SPIS TREŚCI
Ponad 10 000 kandydatów ubiega się o miejsca w dwuizbowej legislaturze: 329 miejsc w Izbie Deputowanych i 136 w Senacie.
Wygra opcja moskiewska?
Sondaż przedwyborczy wykazał, że skrajnie prawicowy, ultranacjonalistyczny Związek Jedności Rumunów (AUR) prowadzi z 22,4 proc. poparcia, tuż przed rządzącą postkomunistyczną Partią Socjaldemokratyczną z 21,4 proc. AUR zajmuje antyzachodnie stanowisko, kwestionując członkostwo Rumunii w Unii Europejskiej i NATO.
Według opublikowanego w czwartek sondażu AtlasIntel do parlamentu wchodzą jeszcze centroprawicowy Związek Ocalenia Rumunii z 17,5 proc. (jego kandydatka Elena Lasconi weszła do II tury wyborów prezydenckich), centroprawicowa Partia Narodowo-Liberalna, PNL (13,4 proc.) oraz Demokratyczny Związek Węgrów w Rumunii, UDMR (5,5 proc.). Na granicy pięcioprocentowego progu jest też (prawdopodobnie niedoszacowana) prorosyjska radykalna partia S.O.S Romania z wynikiem 4,6 proc. Taki sam wynik ma, nieoczekiwanie, Partia Ludzi Młodych (POT), której poparcie wzrosło po zadeklarowaniu poparcia dla zwycięzcy I tury wyborów prezydenckich, antyzachodniego radykała Calina Georgescu.

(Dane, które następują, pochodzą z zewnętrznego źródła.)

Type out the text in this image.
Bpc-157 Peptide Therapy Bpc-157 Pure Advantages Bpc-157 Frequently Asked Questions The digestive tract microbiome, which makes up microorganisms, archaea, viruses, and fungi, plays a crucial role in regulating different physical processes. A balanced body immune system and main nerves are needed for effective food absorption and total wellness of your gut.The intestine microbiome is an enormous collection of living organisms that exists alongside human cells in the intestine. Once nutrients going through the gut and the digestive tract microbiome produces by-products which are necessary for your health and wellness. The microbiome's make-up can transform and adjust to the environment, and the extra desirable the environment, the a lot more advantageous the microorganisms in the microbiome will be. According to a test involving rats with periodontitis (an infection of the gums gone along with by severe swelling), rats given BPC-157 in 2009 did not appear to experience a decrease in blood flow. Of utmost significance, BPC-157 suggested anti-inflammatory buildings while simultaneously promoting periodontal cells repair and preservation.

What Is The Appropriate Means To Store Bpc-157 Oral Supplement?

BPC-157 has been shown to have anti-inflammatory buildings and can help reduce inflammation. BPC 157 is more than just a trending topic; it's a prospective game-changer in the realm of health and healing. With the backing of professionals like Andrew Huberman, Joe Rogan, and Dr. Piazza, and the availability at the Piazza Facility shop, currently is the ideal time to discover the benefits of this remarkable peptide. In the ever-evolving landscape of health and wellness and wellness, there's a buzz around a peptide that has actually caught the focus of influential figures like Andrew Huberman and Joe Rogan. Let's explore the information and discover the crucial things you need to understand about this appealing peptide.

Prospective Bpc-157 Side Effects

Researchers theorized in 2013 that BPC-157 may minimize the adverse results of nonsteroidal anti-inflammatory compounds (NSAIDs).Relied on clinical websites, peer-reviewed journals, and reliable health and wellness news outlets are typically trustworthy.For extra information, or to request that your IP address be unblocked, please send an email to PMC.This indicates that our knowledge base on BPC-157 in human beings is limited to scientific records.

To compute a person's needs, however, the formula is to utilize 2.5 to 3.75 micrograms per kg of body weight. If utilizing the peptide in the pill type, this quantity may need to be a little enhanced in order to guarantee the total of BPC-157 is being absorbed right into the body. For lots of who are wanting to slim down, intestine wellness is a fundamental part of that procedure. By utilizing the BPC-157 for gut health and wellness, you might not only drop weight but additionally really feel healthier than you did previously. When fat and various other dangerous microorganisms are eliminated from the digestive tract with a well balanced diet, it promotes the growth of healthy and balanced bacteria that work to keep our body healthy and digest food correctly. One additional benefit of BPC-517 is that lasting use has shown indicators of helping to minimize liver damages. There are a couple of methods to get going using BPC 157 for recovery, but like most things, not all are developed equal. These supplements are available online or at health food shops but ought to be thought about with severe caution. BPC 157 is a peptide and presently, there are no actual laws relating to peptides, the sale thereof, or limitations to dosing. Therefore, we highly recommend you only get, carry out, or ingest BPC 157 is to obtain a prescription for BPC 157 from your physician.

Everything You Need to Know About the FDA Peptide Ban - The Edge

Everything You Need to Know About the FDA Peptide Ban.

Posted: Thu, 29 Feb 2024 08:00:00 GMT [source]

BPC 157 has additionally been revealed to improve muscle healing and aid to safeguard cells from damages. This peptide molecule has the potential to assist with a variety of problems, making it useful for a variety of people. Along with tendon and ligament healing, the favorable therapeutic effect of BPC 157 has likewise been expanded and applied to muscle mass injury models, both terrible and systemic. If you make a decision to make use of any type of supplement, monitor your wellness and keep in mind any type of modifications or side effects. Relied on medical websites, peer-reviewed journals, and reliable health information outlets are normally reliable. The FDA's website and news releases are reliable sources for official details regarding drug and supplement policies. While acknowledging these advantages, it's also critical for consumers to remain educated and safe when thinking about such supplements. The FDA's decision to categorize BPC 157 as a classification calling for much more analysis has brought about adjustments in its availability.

Pod rządami ustępującego prezydenta Klausa Iohannisa Rumunia była ważnym członkiem NATO na wschodniej flance sojuszu. Jeśli władzę utraci obecna koalicja PSD-PNL, bardziej przyjazne Rosji władze mogą zagrozić poparciu Bukaresztu dla Ukrainy.
Burza wokół wyborów prezydenckich
Eksperci ostrożnie podchodzą do sondaży przedwyborczych, wskazując na niespodziewane zwycięstwo Georgescu w pierwszej turze wyborów prezydenckich 24 listopada. Lasconi, była burmistrz małego miasta, zwolenniczka NATO i UE, zajęła drugie miejsce w tym głosowaniu, minimalnie pokonując lewicowego premiera Marcela Ciolacu.
Centralne Biuro Wyborcze rozpoczęło nakazane przez sąd ponowne przeliczenie wszystkich kart do głosowania oddanych w pierwszej turze, ponieważ pojawiły się oskarżenia, że Georgescu nielegalnie wykorzystał TikTok do wzmocnienia swojej kampanii, wśród innych rzekomych nieprawidłowości. Oczekuje się, że Sąd Konstytucyjny jednak zatwierdzi wyniki pierwszej tury, twierdzą źródła rumuńskiej redakcji Radia Wolna Europa.